What a treat to be featured in not one, but two segments on the WSBT22 evening news alongside our partners, South Bend Community School Corporation and Stanford University. WSBT-22's Operation Education reporter Kristin Bien's first segment focused on the randomized controlled trial that Stanford is running with Once in South Bend.
As Reporter Bien begins the segment, "South Bend School Corporation is trying to improve literacy and Stanford University is trying to see if it's working." As intuitive as that premise sounds, not enough academic research is done on programs widely deployed in schools, and journalists across the country have quite fairly asked whether the over $100b in pandemic ESSER spending had its desired impact. As WSBT-22 reports, what Stanford, Once, and South Bend are studying in South Bend is "similar to the way medical researchers look at the efficacy of drugs or treatments." We hope this helps spark a long-overdue trend in education!

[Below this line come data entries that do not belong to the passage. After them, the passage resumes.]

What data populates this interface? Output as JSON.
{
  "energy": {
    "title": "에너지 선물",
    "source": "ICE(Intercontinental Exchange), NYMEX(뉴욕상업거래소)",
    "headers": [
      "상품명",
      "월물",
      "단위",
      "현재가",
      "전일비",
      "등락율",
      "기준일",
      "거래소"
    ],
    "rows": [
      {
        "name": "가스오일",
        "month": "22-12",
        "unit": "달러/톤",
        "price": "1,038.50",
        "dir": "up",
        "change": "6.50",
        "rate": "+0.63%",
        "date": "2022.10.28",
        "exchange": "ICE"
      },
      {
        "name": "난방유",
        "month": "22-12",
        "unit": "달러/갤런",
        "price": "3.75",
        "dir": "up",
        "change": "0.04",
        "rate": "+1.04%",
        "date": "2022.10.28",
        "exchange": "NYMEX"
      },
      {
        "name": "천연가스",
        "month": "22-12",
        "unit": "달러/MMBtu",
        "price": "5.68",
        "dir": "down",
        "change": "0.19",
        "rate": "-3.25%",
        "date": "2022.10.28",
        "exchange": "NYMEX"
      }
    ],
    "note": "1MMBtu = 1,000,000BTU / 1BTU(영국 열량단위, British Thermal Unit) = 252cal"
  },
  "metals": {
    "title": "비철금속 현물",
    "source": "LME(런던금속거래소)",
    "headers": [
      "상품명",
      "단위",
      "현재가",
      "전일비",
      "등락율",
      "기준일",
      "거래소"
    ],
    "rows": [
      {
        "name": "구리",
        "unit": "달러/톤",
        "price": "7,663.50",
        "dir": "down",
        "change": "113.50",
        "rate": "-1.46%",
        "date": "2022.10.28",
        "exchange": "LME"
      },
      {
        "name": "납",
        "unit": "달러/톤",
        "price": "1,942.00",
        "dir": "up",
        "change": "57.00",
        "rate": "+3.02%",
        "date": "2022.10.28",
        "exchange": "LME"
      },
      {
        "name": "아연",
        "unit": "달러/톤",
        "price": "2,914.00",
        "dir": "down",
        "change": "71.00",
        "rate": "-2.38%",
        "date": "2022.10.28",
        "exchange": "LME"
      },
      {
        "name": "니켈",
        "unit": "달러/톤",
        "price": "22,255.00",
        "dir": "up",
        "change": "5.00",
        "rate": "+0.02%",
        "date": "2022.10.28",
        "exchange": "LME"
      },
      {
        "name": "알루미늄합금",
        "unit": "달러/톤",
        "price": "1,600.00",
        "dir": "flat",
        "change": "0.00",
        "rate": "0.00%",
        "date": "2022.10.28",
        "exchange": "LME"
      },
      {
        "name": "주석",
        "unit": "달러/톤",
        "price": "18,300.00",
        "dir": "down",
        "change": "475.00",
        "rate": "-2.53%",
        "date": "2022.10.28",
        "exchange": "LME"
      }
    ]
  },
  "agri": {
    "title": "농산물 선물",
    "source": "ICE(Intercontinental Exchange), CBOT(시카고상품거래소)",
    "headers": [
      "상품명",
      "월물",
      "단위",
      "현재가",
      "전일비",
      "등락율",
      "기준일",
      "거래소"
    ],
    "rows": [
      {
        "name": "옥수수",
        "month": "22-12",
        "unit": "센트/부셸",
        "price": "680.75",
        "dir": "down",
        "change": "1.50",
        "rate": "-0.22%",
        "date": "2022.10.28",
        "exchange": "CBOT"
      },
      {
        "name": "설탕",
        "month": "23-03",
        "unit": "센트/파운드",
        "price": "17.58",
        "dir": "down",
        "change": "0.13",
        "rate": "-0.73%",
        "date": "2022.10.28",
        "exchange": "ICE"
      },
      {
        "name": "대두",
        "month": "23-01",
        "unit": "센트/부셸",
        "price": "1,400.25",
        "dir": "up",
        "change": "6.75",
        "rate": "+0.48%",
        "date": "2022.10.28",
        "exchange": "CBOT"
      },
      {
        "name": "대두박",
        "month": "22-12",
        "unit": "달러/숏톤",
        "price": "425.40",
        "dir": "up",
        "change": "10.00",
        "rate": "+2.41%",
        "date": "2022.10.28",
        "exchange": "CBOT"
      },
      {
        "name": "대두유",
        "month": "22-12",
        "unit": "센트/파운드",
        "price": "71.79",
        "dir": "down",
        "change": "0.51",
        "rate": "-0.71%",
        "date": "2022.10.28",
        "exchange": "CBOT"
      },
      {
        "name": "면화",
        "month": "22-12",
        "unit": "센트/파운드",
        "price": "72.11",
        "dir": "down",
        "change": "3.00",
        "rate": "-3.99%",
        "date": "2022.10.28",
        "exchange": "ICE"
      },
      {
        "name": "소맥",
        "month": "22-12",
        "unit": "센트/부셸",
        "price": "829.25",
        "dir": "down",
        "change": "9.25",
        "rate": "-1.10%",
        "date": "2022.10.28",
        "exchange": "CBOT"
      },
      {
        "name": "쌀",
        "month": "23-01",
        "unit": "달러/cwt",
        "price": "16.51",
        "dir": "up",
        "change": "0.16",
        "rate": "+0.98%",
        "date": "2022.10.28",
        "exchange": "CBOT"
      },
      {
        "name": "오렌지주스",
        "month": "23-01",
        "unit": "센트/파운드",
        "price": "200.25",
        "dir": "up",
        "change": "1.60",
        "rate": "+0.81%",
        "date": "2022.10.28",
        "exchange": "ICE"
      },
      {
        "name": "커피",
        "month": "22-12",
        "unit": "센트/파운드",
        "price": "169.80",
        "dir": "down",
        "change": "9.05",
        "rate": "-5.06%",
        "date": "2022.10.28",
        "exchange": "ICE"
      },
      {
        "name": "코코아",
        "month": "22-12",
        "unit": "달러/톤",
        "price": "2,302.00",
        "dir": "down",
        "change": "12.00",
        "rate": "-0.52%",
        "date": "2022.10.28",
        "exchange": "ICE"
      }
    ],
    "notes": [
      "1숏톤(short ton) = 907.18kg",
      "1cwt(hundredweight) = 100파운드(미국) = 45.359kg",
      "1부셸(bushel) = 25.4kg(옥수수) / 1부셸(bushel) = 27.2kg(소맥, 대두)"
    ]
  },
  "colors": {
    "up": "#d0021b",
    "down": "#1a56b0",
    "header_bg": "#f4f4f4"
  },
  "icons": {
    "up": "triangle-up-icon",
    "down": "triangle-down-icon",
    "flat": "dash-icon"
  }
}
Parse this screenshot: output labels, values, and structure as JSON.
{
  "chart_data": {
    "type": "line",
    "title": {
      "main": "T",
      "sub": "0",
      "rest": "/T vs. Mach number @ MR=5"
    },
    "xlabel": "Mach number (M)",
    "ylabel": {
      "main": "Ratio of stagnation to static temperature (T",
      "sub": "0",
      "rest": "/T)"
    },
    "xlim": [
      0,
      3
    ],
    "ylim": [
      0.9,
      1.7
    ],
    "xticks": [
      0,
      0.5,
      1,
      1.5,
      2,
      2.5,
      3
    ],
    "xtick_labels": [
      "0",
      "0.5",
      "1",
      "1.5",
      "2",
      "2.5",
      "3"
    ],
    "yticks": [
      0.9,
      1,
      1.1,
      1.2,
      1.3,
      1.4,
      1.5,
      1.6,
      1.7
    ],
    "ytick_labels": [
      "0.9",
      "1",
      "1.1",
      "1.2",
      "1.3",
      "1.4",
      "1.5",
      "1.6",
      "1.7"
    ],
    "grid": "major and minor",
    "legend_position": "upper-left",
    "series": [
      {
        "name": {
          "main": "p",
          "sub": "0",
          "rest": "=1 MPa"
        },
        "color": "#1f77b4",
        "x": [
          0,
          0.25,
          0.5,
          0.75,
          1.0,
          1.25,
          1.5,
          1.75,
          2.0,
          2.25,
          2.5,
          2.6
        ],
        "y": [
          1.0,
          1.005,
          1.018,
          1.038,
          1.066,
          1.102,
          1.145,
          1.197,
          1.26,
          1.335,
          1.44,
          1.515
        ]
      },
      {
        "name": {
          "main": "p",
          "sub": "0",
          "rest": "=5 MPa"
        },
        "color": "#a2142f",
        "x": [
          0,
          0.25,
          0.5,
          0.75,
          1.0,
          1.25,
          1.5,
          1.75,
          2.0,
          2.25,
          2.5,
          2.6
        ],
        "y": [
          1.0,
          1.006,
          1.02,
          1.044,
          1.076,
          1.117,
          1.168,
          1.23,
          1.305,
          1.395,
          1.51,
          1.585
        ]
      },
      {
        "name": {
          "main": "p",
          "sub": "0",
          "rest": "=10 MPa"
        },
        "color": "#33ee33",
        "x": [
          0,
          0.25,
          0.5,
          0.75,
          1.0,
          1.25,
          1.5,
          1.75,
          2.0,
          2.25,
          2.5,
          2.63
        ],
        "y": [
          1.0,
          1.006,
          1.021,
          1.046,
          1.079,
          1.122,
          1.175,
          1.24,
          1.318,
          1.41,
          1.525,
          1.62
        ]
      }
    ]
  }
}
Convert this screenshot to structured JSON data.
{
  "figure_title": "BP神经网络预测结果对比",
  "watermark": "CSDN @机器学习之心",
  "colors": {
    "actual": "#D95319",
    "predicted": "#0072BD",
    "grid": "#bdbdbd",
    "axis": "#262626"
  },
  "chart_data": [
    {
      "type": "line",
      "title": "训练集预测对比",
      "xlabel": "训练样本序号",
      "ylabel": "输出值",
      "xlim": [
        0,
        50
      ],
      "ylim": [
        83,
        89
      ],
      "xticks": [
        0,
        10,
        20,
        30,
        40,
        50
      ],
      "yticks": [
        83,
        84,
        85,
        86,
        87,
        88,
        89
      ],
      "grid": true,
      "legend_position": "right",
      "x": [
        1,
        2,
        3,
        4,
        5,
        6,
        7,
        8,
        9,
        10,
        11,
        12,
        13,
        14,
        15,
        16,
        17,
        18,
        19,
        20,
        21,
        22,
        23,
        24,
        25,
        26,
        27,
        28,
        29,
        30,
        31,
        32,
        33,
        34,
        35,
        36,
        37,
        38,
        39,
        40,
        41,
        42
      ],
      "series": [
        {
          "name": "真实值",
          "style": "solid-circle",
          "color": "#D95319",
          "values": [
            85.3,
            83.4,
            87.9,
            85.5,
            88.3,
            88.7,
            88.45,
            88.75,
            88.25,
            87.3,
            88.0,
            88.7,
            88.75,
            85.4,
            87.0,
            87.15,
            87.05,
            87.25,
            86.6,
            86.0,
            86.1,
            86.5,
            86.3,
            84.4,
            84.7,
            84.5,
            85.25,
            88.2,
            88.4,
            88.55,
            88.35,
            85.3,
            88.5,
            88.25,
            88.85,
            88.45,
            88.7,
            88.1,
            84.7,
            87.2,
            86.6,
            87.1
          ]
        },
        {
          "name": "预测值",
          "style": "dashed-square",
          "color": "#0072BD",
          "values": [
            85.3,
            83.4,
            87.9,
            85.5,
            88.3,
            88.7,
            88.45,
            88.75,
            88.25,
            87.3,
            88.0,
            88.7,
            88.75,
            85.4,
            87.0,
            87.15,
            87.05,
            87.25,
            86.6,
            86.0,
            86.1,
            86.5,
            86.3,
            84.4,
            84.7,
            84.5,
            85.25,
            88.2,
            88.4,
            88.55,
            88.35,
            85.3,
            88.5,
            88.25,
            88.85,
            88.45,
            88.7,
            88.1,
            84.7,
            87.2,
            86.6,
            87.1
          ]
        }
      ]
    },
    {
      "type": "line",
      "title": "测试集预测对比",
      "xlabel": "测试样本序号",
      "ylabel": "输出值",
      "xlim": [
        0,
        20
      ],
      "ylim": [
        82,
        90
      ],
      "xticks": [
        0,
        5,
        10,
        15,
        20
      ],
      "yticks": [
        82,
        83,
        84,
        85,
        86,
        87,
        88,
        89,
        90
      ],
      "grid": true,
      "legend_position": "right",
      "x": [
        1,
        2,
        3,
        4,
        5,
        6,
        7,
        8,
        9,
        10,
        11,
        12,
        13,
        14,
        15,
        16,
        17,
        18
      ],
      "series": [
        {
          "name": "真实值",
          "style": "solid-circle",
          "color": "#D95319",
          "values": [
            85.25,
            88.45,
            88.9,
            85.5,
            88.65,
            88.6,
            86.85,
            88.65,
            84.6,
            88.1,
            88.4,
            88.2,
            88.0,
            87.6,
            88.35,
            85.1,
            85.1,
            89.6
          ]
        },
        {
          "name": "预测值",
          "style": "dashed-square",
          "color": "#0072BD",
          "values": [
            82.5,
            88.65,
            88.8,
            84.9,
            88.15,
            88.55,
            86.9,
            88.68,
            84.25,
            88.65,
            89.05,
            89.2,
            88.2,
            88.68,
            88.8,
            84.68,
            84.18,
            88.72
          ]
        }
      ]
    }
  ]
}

WSBT-22's second segment shows great footage from the Once program in action. As she reports, "Almost every day from the beginning of the school year, kindergarteners at Kennedy Academy and Darden Elementary get one-on-one reading tutoring...throughout the school year, each child works with their tutor one-on-one every day for 15 minutes. The program flows at the child's pace, and the individualized instruction gives some kids a boost beyond what they might learn in a full classroom."
As Kennedy's principal shares, "This program takes it further and actually has them blending right away so they hold out the sounds, so it's immediately teaching them how to blend sounds so they can read words, and we already have kids reading words quite a bit because of this program.
"Rachel Anders, South Bend Schools Director of Curriculum and Literacy, says, "We're getting a lot out of this, I know that Once literacy is getting a lot of great data, but our students and our staff are the ones that are really benefiting...that direct, explicit instruction in reading is pivotal to any student's life.
"We hope to see a spring segment updating WSBT-22 viewers on the preliminary results!